Translate

16 Mayıs 2013 Perşembe

Medyanın Yanılgısı

İnsan beyni öyle bir haldeki herşeyi herkesi kusursuzlaştırıyoruz. O da yetmezmiş gibi herşeyi de beyin de büyütüp içinden çıkılmayacak hal almayı sağlıyoruz. Küçük bir problemi büyütüp önümüze problem olarak koymakta üstümüze yok. Küçük tepeleri gözümüzde Everest Tepesi şekline bürüyüp burada mutsuzluğumuzu yaşıyoruz.Kimse bilmiyor ki tüm cevaplar kendi içimizde. Herkesin sanırım bir Leyla'ya bir Mecnun'a ihtiyacı var ki kalp yüzünden acı çekiyoruz. Tüm bu olaylar ancak filmlerde olur, unutuyoruz. Başrol sensin herzaman, gerisi yardımcı oyuncu ama rolümüzü hakkıyla yerine getirmeyip elimizde olsa baş rolü başkasına vermek için can atıyrouz.
İnsan kendi kıymetini bilmiyor, çok yazık!
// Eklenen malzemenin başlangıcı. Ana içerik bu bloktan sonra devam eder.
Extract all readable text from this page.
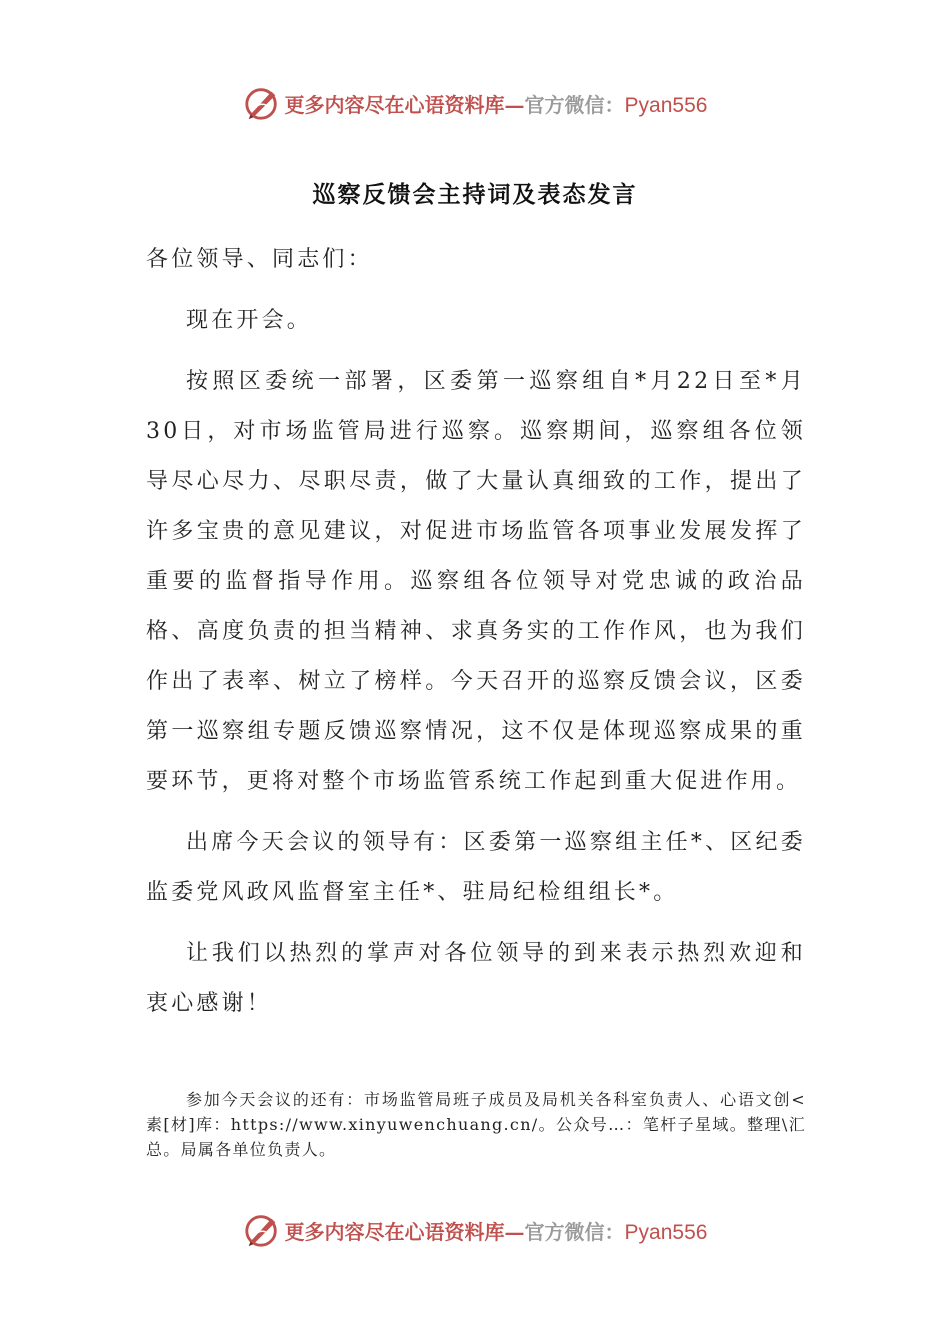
更多内容尽在心语资料库—官方微信：Pyan556
巡察反馈会主持词及表态发言

各位领导、同志们：

现在开会。

按照区委统一部署，区委第一巡察组自*月22日至*月30日，对市场监管局进行巡察。巡察期间，巡察组各位领导尽心尽力、尽职尽责，做了大量认真细致的工作，提出了许多宝贵的意见建议，对促进市场监管各项事业发展发挥了重要的监督指导作用。巡察组各位领导对党忠诚的政治品格、高度负责的担当精神、求真务实的工作作风，也为我们作出了表率、树立了榜样。今天召开的巡察反馈会议，区委第一巡察组专题反馈巡察情况，这不仅是体现巡察成果的重要环节，更将对整个市场监管系统工作起到重大促进作用。

出席今天会议的领导有：区委第一巡察组主任*、区纪委监委党风政风监督室主任*、驻局纪检组组长*。

让我们以热烈的掌声对各位领导的到来表示热烈欢迎和衷心感谢！

参加今天会议的还有：市场监管局班子成员及局机关各科室负责人、心语文创<素[材]库：https://www.xinyuwenchuang.cn/。公众号…：笔杆子星域。整理\汇总。局属各单位负责人。
更多内容尽在心语资料库—官方微信：Pyan556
Leyla'yla Mecnun bir destandır, böyle aşklar 1000 yılda 1 çıkar ya da Kerem'le Aslı. Tabi bizim medya da halk bu tür dramatik şeyleri çok seviyor diye dizilerini, filmlerini bu kesitlerden çıkarıp ekmek parasını buralardan elde etmeye çalışıyor. Ne kadar saçma! Mesela doğru düzgün bilim insanlarının yaşamını çeken bir medyamız yok. Tabi halkın kanına da böyle giriliyor. Halk sürekli aşkla ilgili, onun acısıyla ilgili şeyler görüp duyduğu için bazen karşısındaki insan yüzünden çok hayal kırıklığına uğrayabiliyor. Oysa çek bir Tesla filmi, koy halkın karşısına. Bak gör seneye en çok elektronik mühendisliği ilgi görecek geleceğin mühendisliği arasında. Mesela şimdiye kadar kaç kişi 'Tanrıyı oynayanlar' filmini izledi? Ben bu filmi izlediğimde çok etkilendim ve tekrar tekrar da izledim hatta. Kalp gibi görevi kan pompalamak olan bir organı nasıl olur da aşktan sorumlu tutarız anlamıyorum. O değil de aslında aşk da ilk beyinde başlar fakat sorumluluğunu kalbe yükleriz. Sebepsiz yere yorarız kendimizi. Biz buraya dramatik şeyler yaşamaya gelmedik, biz buraya insanlara, canlılara faydalı olmaya, hayatın anlamını öğrenmeye geldik ama kaç kişi bunları düşünmekte? Ben dahil kaç kişi o gün kendini sorgulamakta?
Birçok şeyin cevabı kendi içimizde saklı olmasına rağmen biz bizi bilmedik. Biz acı çekmeyi bildik, daha doğrusu bunu da çok kıymetli sanıp olmayan davamızda bir dava adamı rolü üstlendik. Sanırım insan kendi kıymetini bilmeyince başkasının onun kıymetini bilmesini istiyor ama insan yine yanılıyor. İnsan bu, hep yanılıyor.